Autor: Beane JD; University of Pittsburgh Medical Center, Division of Surgical Oncology, Pittsburgh, PA, USA., Pitt HA; Lewis Katz School of Medicine at Temple University, Philadelphia, PA, USA., Dolejs SC; Department of Surgery, Indiana University School of Medicine, Indianapolis, IN, USA., Hogg ME; University of Pittsburgh Medical Center, Division of Surgical Oncology, Pittsburgh, PA, USA., Zeh HJ; University of Pittsburgh Medical Center, Division of Surgical Oncology, Pittsburgh, PA, USA., Zureikat AH; University of Pittsburgh Medical Center, Division of Surgical Oncology, Pittsburgh, PA, USA. Electronic address: zureikatah@upmc.edu.
Jazyk: angličtina
Zdroj: HPB : the official journal of the International Hepato Pancreato Biliary Association [HPB (Oxford)] 2018 Apr; Vol. 20 (4), pp. 356-363. Date of Electronic Publication: 2017 Nov 27.
DOI: 10.1016/j.hpb.2017.10.007
Abstrakt: Background: Our aim was to compare outcomes of patients who undergo conversion to open during minimally invasive distal pancreatectomy (MI-DP) and pancreatoduodenectomy (MI-PD) to those completed in minimally invasive fashion, and to compare outcomes of minimally invasive completions and conversions to planned open pancreatectomy.

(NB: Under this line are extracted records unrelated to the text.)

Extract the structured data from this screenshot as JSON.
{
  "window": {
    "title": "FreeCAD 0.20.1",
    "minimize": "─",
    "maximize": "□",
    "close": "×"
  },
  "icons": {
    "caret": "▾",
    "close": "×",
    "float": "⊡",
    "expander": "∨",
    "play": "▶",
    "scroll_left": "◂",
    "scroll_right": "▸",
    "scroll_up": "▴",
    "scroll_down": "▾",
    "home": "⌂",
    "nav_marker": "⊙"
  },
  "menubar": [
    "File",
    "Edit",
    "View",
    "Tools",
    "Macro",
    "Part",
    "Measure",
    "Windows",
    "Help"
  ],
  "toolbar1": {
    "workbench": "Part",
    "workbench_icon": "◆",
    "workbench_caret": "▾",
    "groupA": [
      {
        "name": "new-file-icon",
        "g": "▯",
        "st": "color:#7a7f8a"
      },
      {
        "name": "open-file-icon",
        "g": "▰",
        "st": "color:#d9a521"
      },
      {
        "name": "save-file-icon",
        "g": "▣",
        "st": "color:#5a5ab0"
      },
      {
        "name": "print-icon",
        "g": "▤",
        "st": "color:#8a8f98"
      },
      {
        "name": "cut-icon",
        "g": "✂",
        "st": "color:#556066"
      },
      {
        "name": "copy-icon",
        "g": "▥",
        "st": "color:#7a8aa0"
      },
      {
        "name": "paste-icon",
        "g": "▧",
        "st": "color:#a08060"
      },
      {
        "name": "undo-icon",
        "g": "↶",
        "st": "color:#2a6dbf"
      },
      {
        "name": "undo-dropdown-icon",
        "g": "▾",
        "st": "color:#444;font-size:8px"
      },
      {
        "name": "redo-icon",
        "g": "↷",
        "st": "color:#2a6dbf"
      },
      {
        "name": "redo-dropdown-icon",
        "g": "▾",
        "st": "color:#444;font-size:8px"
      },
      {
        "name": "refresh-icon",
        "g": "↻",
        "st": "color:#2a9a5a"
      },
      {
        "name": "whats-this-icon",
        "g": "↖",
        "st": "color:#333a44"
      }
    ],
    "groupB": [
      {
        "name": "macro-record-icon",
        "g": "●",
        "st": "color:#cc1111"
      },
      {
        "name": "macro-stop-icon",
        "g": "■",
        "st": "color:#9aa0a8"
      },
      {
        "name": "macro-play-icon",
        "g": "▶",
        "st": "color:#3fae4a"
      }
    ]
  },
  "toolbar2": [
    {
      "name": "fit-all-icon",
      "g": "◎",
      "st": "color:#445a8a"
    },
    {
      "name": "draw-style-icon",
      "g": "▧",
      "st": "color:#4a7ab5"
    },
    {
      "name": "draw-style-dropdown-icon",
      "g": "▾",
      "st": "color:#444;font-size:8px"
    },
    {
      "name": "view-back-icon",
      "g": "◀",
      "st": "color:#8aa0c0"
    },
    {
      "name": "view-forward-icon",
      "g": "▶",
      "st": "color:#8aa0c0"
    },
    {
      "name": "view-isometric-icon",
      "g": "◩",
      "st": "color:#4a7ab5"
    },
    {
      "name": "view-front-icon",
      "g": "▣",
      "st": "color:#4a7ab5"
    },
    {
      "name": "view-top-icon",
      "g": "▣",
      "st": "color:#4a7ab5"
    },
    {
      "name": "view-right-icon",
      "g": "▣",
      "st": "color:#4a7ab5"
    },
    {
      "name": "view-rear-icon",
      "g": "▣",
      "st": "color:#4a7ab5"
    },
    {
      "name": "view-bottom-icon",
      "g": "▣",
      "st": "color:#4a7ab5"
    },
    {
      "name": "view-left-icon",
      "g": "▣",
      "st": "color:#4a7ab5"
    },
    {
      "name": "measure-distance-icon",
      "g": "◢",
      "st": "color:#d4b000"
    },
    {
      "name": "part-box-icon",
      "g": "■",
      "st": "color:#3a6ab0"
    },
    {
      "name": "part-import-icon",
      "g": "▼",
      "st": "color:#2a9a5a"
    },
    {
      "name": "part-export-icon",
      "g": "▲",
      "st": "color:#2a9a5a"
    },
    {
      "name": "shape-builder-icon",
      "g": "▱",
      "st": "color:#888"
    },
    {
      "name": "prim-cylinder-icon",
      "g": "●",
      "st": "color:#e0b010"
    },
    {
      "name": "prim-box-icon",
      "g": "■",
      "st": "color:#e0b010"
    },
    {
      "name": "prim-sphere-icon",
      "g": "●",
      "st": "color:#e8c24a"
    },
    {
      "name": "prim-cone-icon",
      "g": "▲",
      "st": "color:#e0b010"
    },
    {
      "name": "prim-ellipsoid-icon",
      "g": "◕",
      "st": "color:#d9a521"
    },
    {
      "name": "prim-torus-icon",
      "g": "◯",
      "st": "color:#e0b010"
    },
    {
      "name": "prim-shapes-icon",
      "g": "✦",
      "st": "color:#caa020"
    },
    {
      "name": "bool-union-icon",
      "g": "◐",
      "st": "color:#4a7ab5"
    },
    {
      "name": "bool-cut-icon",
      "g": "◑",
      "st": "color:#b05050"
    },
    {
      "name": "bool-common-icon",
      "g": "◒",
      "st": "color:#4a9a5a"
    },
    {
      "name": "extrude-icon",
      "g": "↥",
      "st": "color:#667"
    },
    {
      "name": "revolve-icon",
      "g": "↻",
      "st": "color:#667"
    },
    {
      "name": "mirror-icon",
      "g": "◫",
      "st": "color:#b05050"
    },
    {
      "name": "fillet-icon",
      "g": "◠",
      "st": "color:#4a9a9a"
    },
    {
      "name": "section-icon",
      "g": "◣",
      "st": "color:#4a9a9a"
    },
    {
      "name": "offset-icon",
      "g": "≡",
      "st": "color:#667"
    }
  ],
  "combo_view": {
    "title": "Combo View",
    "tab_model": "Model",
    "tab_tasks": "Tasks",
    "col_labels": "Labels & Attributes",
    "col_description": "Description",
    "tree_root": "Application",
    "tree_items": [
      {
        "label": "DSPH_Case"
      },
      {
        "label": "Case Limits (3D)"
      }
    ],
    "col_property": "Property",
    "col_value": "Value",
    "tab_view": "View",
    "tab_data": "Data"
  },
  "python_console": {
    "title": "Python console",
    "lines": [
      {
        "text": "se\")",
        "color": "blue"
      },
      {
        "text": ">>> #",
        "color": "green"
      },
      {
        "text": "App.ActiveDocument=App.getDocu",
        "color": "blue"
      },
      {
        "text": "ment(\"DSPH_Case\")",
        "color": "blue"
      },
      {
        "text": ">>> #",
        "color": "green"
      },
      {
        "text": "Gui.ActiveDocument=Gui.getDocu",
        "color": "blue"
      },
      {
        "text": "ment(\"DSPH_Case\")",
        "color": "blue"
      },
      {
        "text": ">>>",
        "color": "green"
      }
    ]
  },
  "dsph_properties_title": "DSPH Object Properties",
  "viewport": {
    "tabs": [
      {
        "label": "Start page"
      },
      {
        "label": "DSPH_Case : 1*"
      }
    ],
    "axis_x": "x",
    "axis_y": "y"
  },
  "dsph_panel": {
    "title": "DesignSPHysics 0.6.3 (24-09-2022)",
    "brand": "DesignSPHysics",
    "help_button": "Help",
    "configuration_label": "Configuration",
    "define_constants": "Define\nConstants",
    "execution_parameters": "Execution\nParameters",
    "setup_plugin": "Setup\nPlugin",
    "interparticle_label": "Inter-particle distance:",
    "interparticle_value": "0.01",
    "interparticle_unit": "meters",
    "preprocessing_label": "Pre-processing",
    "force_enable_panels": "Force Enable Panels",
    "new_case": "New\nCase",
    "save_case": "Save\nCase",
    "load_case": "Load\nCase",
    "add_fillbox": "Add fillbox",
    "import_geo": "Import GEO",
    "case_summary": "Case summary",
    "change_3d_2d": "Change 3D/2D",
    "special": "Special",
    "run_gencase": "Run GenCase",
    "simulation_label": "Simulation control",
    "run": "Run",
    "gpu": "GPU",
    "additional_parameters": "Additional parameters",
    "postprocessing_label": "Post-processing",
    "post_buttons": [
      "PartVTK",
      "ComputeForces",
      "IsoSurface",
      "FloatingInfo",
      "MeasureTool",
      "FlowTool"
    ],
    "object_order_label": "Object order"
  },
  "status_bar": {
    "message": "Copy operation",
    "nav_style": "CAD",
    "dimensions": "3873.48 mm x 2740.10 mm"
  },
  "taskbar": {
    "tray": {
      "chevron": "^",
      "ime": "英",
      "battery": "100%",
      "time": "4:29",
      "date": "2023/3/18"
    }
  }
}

Methods: Propensity scoring was used to compare outcomes of completed and converted cases from a national cohort, and multivariate regression analysis (MVA) was used to compare minimally invasive completions and conversions to planned open pancreatectomy.
Results: MI-DP was performed in 43.0%. Conversions (20.2%) had increased morbidity (32.3 vs 42.0%), serious morbidity (11.1 vs 21.2%), and organ space infection (6.2 vs 14.2%). Outcomes of MI-DP conversions were comparable to open. MI-PD was performed in 6.1%. Conversions (25.2%) had increased organ space infection (10.9 vs 26.6%), blood transfusions (17.2 vs 42.2%), and clinically relevant pancreatic fistula (11.5 vs 28.1%). On MVA, conversion of MI-PD was associated with increased mortality (OR 2.84, 95% CI 1.09-7.42), post-operative percutaneous drain placement (OR 2.36, 95% CI 1.32-4.20), and blood transfusions (OR 1.85, 95% CI 1.07-3.21).
Conclusion: Converted cases have increased morbidity compared to completions, and for patients undergoing PD, conversions may be associated with inferior outcomes compared to planned open cases.